We explained yesterday how Bernanke's actions had left the Fed's "credibility in tatters," and further the double-bind that they are stuck with. Following Bullard's comments earlier that a Taper decision is close, Esther George (admittedly a hawk) has come out fighting.
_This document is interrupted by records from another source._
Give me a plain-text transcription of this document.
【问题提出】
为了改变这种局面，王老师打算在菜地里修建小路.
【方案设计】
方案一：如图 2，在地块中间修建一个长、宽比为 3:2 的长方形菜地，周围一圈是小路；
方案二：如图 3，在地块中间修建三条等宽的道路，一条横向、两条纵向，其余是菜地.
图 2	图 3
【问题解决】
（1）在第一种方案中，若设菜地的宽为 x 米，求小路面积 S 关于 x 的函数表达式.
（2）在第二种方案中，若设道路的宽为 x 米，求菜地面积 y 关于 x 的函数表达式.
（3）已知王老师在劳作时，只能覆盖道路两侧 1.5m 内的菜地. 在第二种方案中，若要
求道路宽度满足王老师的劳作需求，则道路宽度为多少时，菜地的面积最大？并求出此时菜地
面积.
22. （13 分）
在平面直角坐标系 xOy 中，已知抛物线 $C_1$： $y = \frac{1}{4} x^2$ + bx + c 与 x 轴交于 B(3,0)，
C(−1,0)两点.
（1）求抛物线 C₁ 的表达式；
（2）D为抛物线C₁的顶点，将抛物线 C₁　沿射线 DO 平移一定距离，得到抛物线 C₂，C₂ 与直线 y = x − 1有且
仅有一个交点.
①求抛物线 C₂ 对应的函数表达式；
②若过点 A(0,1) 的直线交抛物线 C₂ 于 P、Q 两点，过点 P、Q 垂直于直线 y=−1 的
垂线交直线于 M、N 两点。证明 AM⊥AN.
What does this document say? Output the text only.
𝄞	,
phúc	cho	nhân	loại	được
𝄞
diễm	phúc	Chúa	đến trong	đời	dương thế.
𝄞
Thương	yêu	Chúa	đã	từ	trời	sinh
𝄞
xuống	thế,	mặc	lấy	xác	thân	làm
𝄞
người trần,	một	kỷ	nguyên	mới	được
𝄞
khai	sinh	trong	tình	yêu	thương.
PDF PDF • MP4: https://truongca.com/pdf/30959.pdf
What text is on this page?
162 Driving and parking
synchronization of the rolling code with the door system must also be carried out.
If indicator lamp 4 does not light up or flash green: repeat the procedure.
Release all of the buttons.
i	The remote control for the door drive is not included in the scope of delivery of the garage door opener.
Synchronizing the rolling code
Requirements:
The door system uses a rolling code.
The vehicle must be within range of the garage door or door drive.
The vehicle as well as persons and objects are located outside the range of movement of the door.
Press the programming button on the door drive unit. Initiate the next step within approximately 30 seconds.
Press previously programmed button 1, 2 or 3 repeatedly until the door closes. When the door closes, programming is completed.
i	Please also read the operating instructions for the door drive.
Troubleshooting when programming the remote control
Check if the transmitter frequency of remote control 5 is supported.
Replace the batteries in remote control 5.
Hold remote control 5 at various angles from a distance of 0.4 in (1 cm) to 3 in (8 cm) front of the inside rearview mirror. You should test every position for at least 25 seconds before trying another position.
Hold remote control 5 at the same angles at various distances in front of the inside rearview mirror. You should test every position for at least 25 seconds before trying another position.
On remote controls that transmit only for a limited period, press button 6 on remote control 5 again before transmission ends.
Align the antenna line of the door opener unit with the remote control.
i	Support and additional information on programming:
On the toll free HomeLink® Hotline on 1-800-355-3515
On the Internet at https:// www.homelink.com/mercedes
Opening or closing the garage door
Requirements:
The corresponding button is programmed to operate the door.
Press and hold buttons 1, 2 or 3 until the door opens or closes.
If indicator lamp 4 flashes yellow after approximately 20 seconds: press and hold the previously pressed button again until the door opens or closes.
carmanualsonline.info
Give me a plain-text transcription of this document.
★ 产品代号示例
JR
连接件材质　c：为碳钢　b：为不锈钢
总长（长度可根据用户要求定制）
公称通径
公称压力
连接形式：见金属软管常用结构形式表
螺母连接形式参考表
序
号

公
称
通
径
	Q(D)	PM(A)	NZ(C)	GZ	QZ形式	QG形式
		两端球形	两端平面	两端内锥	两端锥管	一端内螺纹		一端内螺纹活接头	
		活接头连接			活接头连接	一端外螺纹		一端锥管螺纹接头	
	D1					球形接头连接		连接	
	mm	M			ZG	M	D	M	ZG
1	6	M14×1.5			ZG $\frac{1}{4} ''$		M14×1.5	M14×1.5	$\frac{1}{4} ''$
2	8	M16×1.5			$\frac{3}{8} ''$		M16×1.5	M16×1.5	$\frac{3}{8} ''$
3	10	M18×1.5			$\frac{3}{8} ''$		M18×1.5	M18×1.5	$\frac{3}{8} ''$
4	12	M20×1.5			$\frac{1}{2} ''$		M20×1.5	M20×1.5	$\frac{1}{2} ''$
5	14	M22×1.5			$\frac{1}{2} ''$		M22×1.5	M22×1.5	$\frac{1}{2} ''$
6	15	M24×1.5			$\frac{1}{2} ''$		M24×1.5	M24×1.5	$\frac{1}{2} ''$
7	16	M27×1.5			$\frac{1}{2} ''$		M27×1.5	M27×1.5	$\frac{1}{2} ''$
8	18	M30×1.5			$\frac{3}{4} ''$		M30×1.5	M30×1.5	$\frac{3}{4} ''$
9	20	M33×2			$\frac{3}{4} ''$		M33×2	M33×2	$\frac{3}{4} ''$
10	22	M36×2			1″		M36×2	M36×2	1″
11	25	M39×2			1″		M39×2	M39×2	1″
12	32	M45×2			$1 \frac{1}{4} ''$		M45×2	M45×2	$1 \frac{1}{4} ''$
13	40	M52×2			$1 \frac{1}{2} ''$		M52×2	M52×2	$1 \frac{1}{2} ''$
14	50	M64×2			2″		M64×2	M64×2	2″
Warning that the Fed "risks confusing the message on when it will taper versus end QE3," she cites lower unemployment and "sufficiently positive data" to warrant a reduced pace of QE. But here concluding remarks are key:
- GEORGE: FED WILL NEED CREDIBILITY, CLEAR COMMUNICATIONS TO ASK MARKETS TO TRUST ITS FORWARD GUIDANCE
- GEORGE: FED CREATED CONFUSION, DISCONNECT WITH MARKET EXPECTATIONS ON QE
- FED'S GEORGE: 'COSTLY STEPS' WERE TAKEN, INCLUDING FED COMMUNICATIONS, TO PREPARE MARKETS FOR CHANGE TO QE3
Crucially though, and perhaps explaining why they decided not to taper, she explains that "sometimes the markets get it wrong; FOMC cannot let markets dictate policy." So there it is - the Fed decided the consensus was too large and decided to 'spank' investors by smashing stocks higher.